# First Class Blondie



## Daniel (Jan 4, 2008)

A beautiful young blond woman boards a plane to LA with a ticket for the coach section. She looks at the seats in coach and then looks ahead to the first class seats. Seeing that the first class seats appear to be much larger and more comfortable, she moves forward to the last empty one. The flight attendant checks her ticket and tells the woman that her seat is in coach. 
The blond replies, "I'm young, blond and beautiful, and I'm going to sit here all the way to LA." 

Flustered, the flight attendant goes to the cockpit and informs the captain of the blond problem. The captain goes back and tells the woman that her assigned seat is in coach. 

Again, the blond replies, "I'm young, blond and beautiful, and I'm going to sit here all the way to LA." 

The captain doesn't want to cause a commotion, and so returns to the cockpit to discuss the blond with the co-pilot. The co-pilot says that he has a blond girlfriend, and that he can take care of the problem. He then goes back and briefly whispers something into the blonde's ear. 

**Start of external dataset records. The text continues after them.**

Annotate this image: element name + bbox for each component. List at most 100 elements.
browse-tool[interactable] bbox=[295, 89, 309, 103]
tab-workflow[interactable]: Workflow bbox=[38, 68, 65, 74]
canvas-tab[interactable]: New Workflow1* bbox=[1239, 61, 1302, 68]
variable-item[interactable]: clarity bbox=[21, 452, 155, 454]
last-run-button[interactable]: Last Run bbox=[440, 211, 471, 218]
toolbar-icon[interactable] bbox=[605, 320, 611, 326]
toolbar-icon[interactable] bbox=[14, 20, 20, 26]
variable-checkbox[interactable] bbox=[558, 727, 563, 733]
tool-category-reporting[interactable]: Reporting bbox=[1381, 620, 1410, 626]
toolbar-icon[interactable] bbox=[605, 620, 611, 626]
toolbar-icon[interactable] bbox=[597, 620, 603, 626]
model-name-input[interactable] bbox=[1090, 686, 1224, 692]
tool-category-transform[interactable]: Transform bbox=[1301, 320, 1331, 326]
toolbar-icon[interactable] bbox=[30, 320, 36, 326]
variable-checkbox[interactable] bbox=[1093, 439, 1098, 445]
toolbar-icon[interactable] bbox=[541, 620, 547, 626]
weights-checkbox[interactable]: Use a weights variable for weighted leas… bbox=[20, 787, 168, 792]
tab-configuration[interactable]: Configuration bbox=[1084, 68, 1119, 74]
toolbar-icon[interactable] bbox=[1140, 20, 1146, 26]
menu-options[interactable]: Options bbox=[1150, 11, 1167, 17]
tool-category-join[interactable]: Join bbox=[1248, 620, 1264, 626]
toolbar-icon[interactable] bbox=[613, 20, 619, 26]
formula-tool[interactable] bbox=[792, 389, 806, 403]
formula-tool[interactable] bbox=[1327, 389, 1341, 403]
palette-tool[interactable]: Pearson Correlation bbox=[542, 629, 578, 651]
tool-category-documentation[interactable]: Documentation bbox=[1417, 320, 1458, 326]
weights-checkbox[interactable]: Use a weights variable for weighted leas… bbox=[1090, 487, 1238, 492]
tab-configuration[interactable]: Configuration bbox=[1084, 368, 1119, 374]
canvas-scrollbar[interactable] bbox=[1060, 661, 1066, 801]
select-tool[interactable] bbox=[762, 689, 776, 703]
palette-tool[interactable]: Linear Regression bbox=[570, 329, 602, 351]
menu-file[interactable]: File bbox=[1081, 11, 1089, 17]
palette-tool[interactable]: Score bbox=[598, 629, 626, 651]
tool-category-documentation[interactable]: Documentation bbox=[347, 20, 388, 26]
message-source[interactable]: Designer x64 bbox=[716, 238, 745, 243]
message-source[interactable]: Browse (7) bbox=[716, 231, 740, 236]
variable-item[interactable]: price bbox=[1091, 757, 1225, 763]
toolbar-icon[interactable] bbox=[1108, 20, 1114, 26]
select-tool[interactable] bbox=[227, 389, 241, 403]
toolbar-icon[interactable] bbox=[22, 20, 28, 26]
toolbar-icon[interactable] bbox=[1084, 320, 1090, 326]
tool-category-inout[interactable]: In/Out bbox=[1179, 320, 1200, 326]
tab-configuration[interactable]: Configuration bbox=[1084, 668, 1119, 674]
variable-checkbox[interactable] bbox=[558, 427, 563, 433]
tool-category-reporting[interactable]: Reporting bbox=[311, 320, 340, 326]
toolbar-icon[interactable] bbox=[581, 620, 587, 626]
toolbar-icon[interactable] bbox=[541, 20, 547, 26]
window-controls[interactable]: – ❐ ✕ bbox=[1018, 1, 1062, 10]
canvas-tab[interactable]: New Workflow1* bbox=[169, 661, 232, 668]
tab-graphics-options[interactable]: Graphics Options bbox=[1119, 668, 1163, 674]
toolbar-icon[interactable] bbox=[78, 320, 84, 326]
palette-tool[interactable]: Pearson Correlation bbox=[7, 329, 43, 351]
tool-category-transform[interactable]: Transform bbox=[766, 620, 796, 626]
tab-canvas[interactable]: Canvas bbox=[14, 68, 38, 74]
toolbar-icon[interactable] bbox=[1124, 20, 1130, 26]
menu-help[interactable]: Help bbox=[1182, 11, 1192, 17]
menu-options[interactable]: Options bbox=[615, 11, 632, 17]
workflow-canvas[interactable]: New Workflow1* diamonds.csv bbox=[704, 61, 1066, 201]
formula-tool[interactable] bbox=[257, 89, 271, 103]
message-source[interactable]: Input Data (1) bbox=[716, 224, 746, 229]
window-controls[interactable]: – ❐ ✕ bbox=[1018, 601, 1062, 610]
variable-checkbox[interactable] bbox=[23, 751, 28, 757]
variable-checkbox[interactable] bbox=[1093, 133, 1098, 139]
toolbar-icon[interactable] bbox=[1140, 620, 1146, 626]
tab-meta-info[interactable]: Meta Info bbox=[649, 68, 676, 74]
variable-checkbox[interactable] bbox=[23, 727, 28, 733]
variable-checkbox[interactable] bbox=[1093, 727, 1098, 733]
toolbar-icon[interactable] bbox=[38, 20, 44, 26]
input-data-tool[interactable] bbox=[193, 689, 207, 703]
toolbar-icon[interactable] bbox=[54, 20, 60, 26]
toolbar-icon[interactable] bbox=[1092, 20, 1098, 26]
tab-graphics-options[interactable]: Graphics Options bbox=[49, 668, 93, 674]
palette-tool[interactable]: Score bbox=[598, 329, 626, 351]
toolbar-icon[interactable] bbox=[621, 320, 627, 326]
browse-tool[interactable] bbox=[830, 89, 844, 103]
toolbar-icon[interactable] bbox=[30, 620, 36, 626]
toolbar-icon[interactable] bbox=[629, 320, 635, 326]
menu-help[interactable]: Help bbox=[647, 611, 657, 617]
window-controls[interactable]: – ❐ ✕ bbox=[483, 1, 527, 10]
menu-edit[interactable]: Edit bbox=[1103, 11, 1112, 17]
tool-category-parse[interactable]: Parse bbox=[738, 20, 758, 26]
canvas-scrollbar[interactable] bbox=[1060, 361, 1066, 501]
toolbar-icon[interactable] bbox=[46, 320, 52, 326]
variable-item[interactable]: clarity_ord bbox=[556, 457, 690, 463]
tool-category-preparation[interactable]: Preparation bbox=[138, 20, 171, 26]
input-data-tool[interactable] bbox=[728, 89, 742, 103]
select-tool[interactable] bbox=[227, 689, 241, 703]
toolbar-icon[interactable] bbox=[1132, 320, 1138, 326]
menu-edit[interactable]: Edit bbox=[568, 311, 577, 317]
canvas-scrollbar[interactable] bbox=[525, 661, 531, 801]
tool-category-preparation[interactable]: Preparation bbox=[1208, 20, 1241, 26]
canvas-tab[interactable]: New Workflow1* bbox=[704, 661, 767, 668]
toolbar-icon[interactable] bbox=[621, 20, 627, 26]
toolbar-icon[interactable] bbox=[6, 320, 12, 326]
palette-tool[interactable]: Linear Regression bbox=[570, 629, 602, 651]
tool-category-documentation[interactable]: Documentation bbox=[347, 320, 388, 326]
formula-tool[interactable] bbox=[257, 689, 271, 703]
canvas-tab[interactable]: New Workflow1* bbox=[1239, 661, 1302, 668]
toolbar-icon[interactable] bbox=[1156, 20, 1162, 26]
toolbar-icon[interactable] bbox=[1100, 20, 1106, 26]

She immediately gets up, says, "Thank you so much," hugs the co-pilot, and rushes back to her seat in the coach section. The pilot and flight attendant, who were watching with rapt attention, together ask the co-pilot what he had said to the woman. 

He replies, "I just told her that the first class section isn't going to LA."


----------



## Halo (Jan 4, 2008)

That was good :rofl:


----------



## ladylore (Jan 4, 2008)

:rolling::rolling: Too funny! Sad part is, is that I have run into some people in my life that would have fallen for the same thing.


----------